I am a passionate (female) 5th grade teacher in Wisconsin, USA, proud techy geek, and mass consumer of incredible books. Creator of the Global Read Aloud Project, Co-founder of EdCamp MadWI, and believer in all children. I have no awards or accolades except for the lightbulbs that go off in my students’ heads every day. First book “Passionate Learners – Giving Our Classroom Back to Our Students” will be released this March from Powerful Learning Press. Follow me on Twitter @PernilleRipp.
Thea learns when she wants to. She creates her own homework when she wants to. And she gets it done when she wants to. She has almost been like this since she was born. Master of her own path and of her own time, So putting her in school, 4K, to be exact, has been interesting to say the least. She works hard in school, playing mostly, learning happens too (she has an amazing teacher) but she is carving her path at her own speed. Her personality staying true no matter what we try to do at home, no matter what she should be learning at a certain point in time. She doesn’t care about time lines of learning, she is on her own journey.

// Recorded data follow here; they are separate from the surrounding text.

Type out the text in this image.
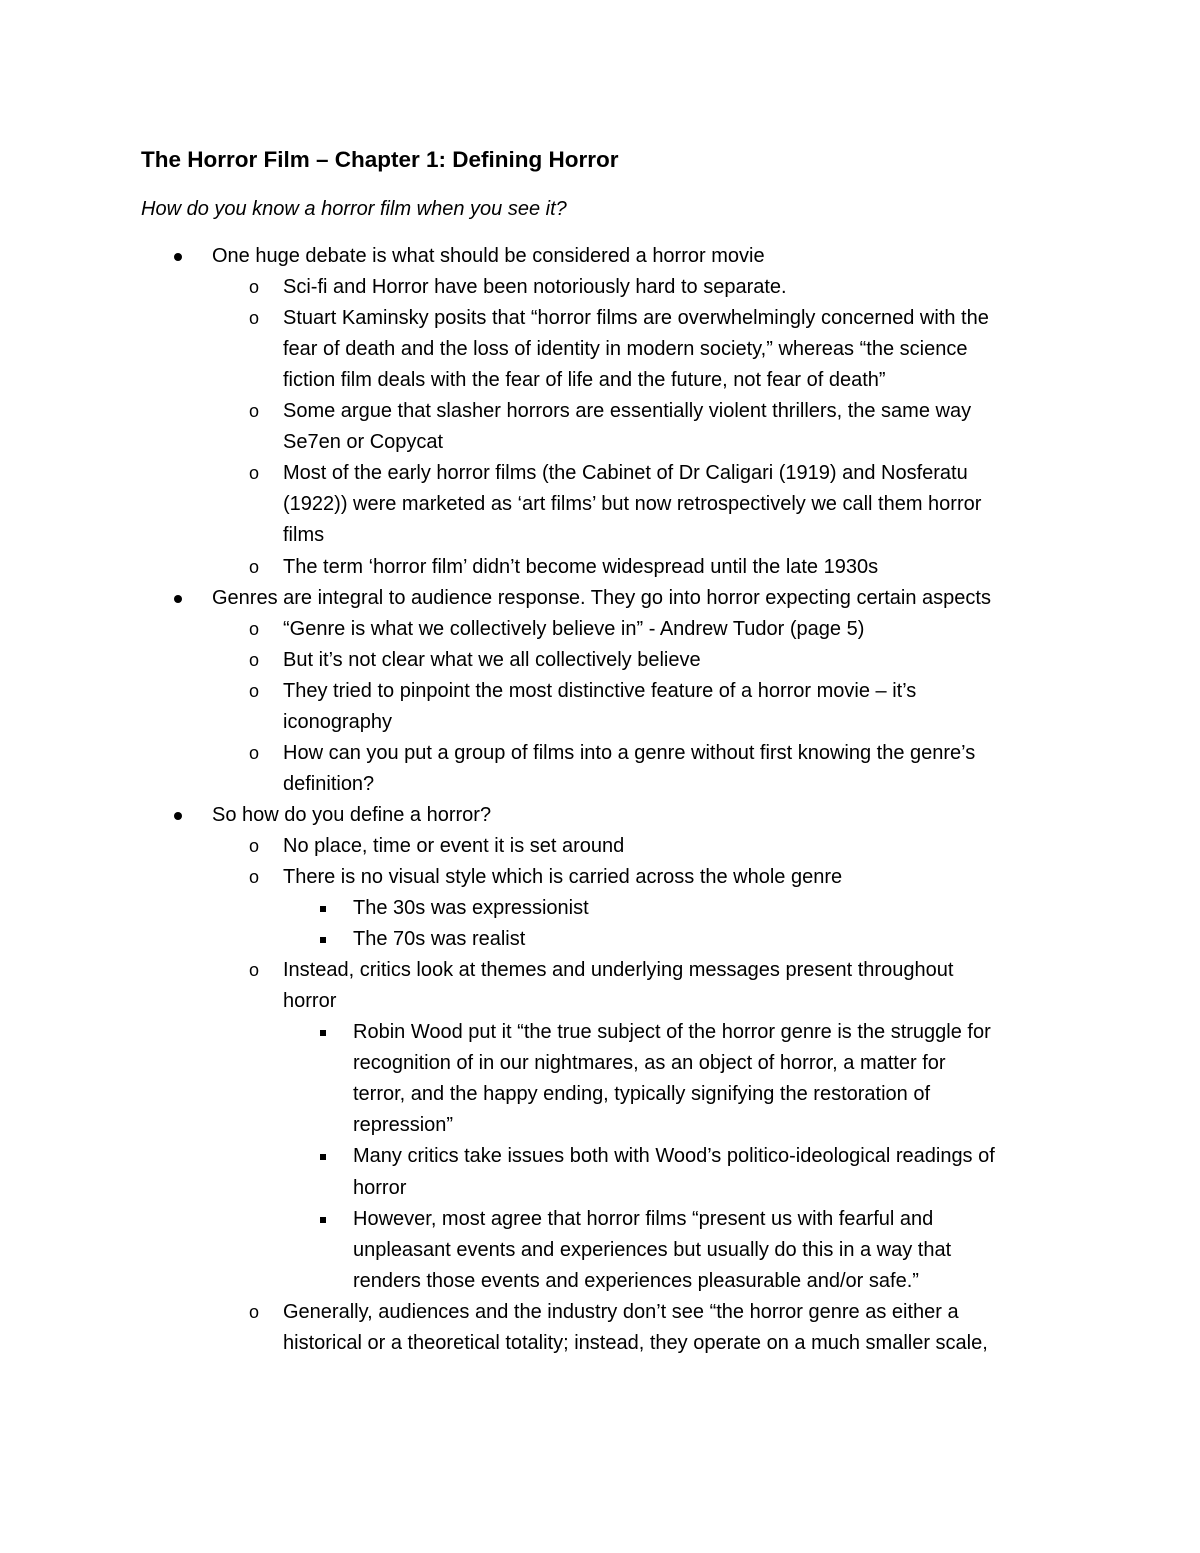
The Horror Film – Chapter 1: Defining Horror
How do you know a horror film when you see it?
One huge debate is what should be considered a horror movie
o Sci-fi and Horror have been notoriously hard to separate.
o Stuart Kaminsky posits that “horror films are overwhelmingly concerned with the
fear of death and the loss of identity in modern society,” whereas “the science
fiction film deals with the fear of life and the future, not fear of death”
o Some argue that slasher horrors are essentially violent thrillers, the same way
Se7en or Copycat
o Most of the early horror films (the Cabinet of Dr Caligari (1919) and Nosferatu
(1922)) were marketed as ‘art films’ but now retrospectively we call them horror
films
o The term ‘horror film’ didn’t become widespread until the late 1930s
Genres are integral to audience response. They go into horror expecting certain aspects
o “Genre is what we collectively believe in” - Andrew Tudor (page 5)
o But it’s not clear what we all collectively believe
o They tried to pinpoint the most distinctive feature of a horror movie – it’s
iconography
o How can you put a group of films into a genre without first knowing the genre’s
definition?
So how do you define a horror?
o No place, time or event it is set around
o There is no visual style which is carried across the whole genre
The 30s was expressionist
The 70s was realist
o Instead, critics look at themes and underlying messages present throughout
horror
Robin Wood put it “the true subject of the horror genre is the struggle for
recognition of in our nightmares, as an object of horror, a matter for
terror, and the happy ending, typically signifying the restoration of
repression”
Many critics take issues both with Wood’s politico-ideological readings of
horror
However, most agree that horror films “present us with fearful and
unpleasant events and experiences but usually do this in a way that
renders those events and experiences pleasurable and/or safe.”
o Generally, audiences and the industry don’t see “the horror genre as either a
historical or a theoretical totality; instead, they operate on a much smaller scale,
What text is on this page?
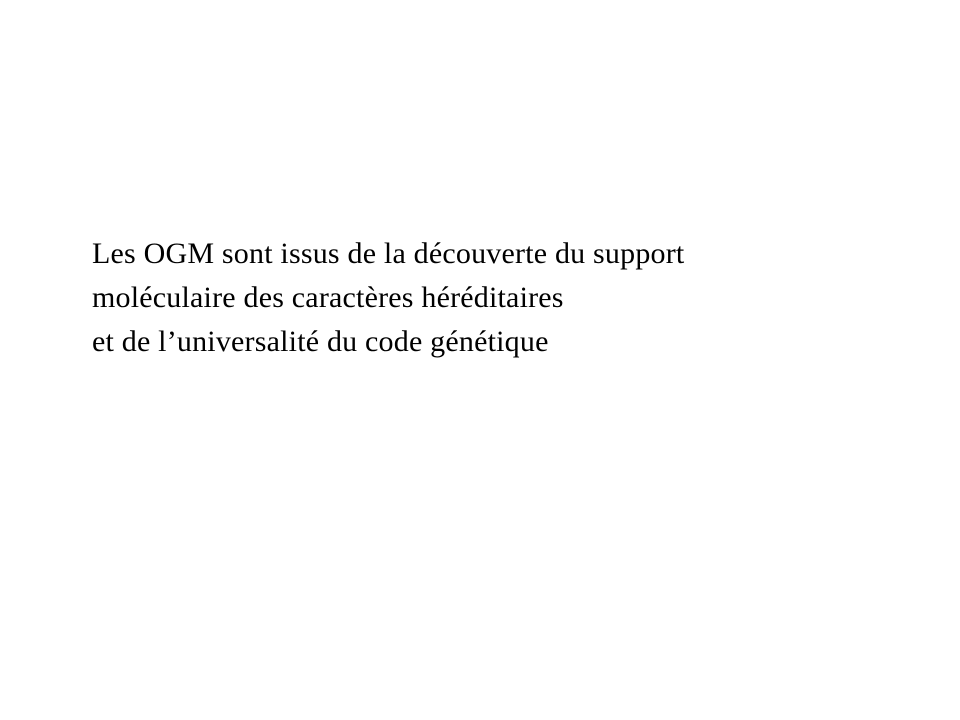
Les OGM sont issus de la découverte du support
moléculaire des caractères héréditaires
et de l’universalité du code génétique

I wonder about my own students and those whose habits I try to change, am I on a wild goose chase? Are their habits already past changing or does that change have to come from within them with slight goading from me? How many times have I told a quiet child that they should speak up more, or a rowdy child that they should calm down? What about the child whose file shares a pattern of work not getting done, office referrals for miles, and grades to go with it? Can I truly change how they are as a person or only show them a better way and hope that they agree? Can I expect them to line up their achievements with what my curriculum map says thet should accomplish?
We talk about achievement in education as if we can just teach students something and expect them to be ready to learn it because of their age. Yet we seem to forget that we are working with human beings that don’t just change when someone tells them to, even if they are just a child being told what to do. We forget that even children have a sense of self and stay true to that unless the benefit to change is so great that they cannot resist. No matter how much I cajole Thea to learn her letters if she doesn’t want to, she won’t. No matter how much I sweet talk or tell her of the life consequences that will face her if she doesn’t. She will learn in her own time, as she always does, staying true to her personality along the way. Curious, creative, but all in her own time. Did I forget that my students are probably just like her?